Di dunia yang ditandai dengan luapan informasi, sangat mudah kita merasa bingung dan lumpuh secara kognitif. Filsuf dan ahli teori sosial Prancis Jean Baudrillard dapat membantu kita memahami dunia media.

Hiperrealitas media teknologi telah menjangkau setiap bidang kehidupan manusia, dari politik, seni hingga cinta. Filsafatnya adalah salah satu yang berpendapat bagaimana tanda dan simbol melampaui eksistensi kita di era media.

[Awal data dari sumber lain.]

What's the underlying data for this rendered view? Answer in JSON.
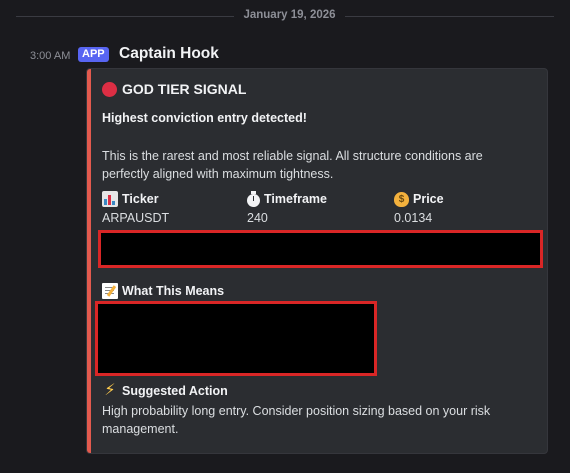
{
  "date_divider": "January 19, 2026",
  "message": {
    "timestamp": "3:00 AM",
    "badge": "APP",
    "author": "Captain Hook"
  },
  "embed": {
    "accent_color": "#e35a4e",
    "title": "GOD TIER SIGNAL",
    "title_icon": "red-circle-icon",
    "subtitle": "Highest conviction entry detected!",
    "description": "This is the rarest and most reliable signal. All structure conditions are perfectly aligned with maximum tightness.",
    "fields": [
      {
        "icon": "bar-chart-icon",
        "name": "Ticker",
        "value": "ARPAUSDT"
      },
      {
        "icon": "stopwatch-icon",
        "name": "Timeframe",
        "value": "240"
      },
      {
        "icon": "money-bag-icon",
        "name": "Price",
        "value": "0.0134"
      }
    ],
    "what_this_means": {
      "icon": "memo-icon",
      "heading": "What This Means"
    },
    "suggested_action": {
      "icon": "lightning-icon",
      "heading": "Suggested Action",
      "text": "High probability long entry. Consider position sizing based on your risk management."
    }
  },
  "colors": {
    "background": "#1a1a1e",
    "embed_background": "#2b2d31",
    "app_badge": "#5865f2",
    "redaction_border": "#d92626"
  }
}
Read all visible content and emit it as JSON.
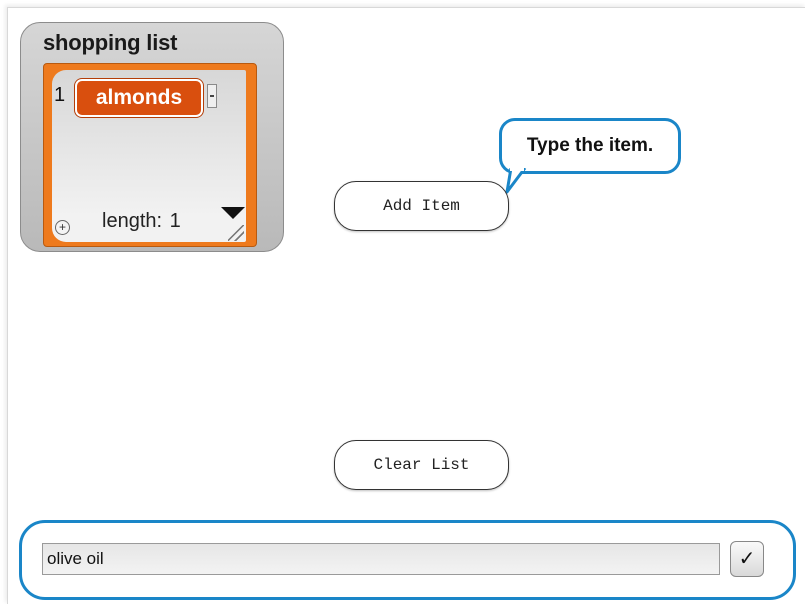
{
  "watcher": {
    "variable_name": "shopping list",
    "items": [
      {
        "index": "1",
        "value": "almonds"
      }
    ],
    "length_label": "length:",
    "length_value": "1"
  },
  "buttons": {
    "add_item": "Add Item",
    "clear_list": "Clear List"
  },
  "speech_bubble": {
    "text": "Type the item."
  },
  "ask_prompt": {
    "value": "olive oil",
    "confirm_icon": "✓"
  },
  "colors": {
    "list_frame": "#ee7a1d",
    "list_item": "#d94f0e",
    "bubble_border": "#1a86c8",
    "prompt_border": "#1a86c8"
  }
}
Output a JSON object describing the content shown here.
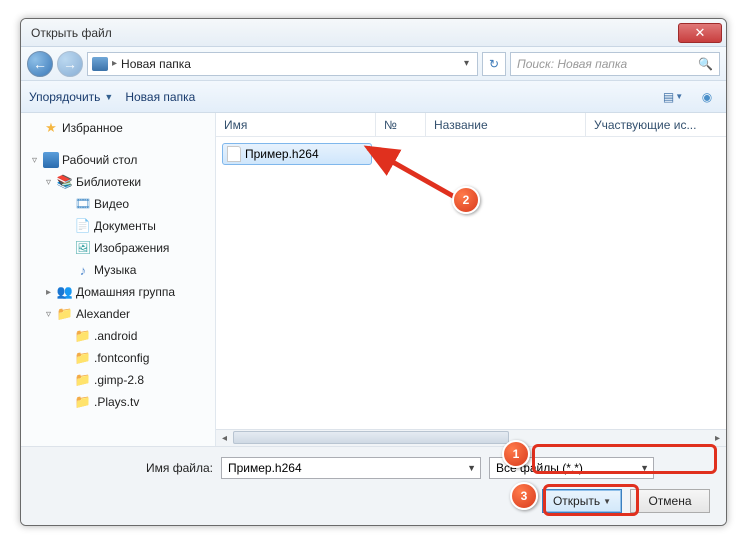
{
  "window": {
    "title": "Открыть файл"
  },
  "nav": {
    "breadcrumb": "Новая папка",
    "search_placeholder": "Поиск: Новая папка"
  },
  "toolbar": {
    "organize": "Упорядочить",
    "new_folder": "Новая папка"
  },
  "columns": {
    "name": "Имя",
    "number": "№",
    "title": "Название",
    "participants": "Участвующие ис..."
  },
  "sidebar": [
    {
      "label": "Избранное",
      "icon": "star",
      "depth": 0,
      "tw": ""
    },
    {
      "label": "Рабочий стол",
      "icon": "desk",
      "depth": 0,
      "tw": "▿"
    },
    {
      "label": "Библиотеки",
      "icon": "lib",
      "depth": 1,
      "tw": "▿"
    },
    {
      "label": "Видео",
      "icon": "vid",
      "depth": 2,
      "tw": ""
    },
    {
      "label": "Документы",
      "icon": "doc",
      "depth": 2,
      "tw": ""
    },
    {
      "label": "Изображения",
      "icon": "img",
      "depth": 2,
      "tw": ""
    },
    {
      "label": "Музыка",
      "icon": "mus",
      "depth": 2,
      "tw": ""
    },
    {
      "label": "Домашняя группа",
      "icon": "home",
      "depth": 1,
      "tw": "▸"
    },
    {
      "label": "Alexander",
      "icon": "folder",
      "depth": 1,
      "tw": "▿"
    },
    {
      "label": ".android",
      "icon": "folder",
      "depth": 2,
      "tw": ""
    },
    {
      "label": ".fontconfig",
      "icon": "folder",
      "depth": 2,
      "tw": ""
    },
    {
      "label": ".gimp-2.8",
      "icon": "folder",
      "depth": 2,
      "tw": ""
    },
    {
      "label": ".Plays.tv",
      "icon": "folder",
      "depth": 2,
      "tw": ""
    }
  ],
  "files": [
    {
      "name": "Пример.h264"
    }
  ],
  "footer": {
    "filename_label": "Имя файла:",
    "filename_value": "Пример.h264",
    "filetype_value": "Все файлы (*.*)",
    "open": "Открыть",
    "cancel": "Отмена"
  },
  "annotations": {
    "step1": "1",
    "step2": "2",
    "step3": "3"
  }
}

Jean Baudrillard (1929-2007) adalah salah satu filsuf paling berpengaruh di abad ke-20. Meskipun ia paling sering dikaitkan dengan postmodernisme, akar filsafatnya adalah Marxis. Dalam The System of Objects (1968), ia memberikan analisis kritis terhadap masyarakat konsumen, di mana objek kehilangan nilai intrinsiknya dengan mengorbankan nilai tukarnya. Ini mengarah pada fetisisme komoditas: agama awam yang berpusat pada pembelian dan akumulasi barang-barang terlepas dari penggunaannya. Namun, ia memperkenalkan kategori penting ketiga: nilai tanda. Elemen ini membuat orang Prancis melepaskan diri dari Marxisme pada tahun 1973, dengan The Mirror of Production: di dalamnya, ia menyatakan akhir dari era modern produksi material dan datangnya era postmodern berdasarkan produksi tanda.

Tapi Simulacra and Simulations (1981) yang memberinya posisi unik dalam sejarah filsafat. Teks penting ini menguraikan bagaimana produksi tanda, narasi, dan gambar di media massa mengarah pada ketidakmampuan untuk memahami apa yang nyata.

Kita hidup di dunia di mana tanda dan simbol mengasumsikan keberadaan dan memberikan pengaruh besar pada kehidupan kita. Penyebaran jaringan televisi, bioskop, dan laporan media menciptakan situasi di mana narasi menjadi agak independen dari peristiwa yang dinarasikan.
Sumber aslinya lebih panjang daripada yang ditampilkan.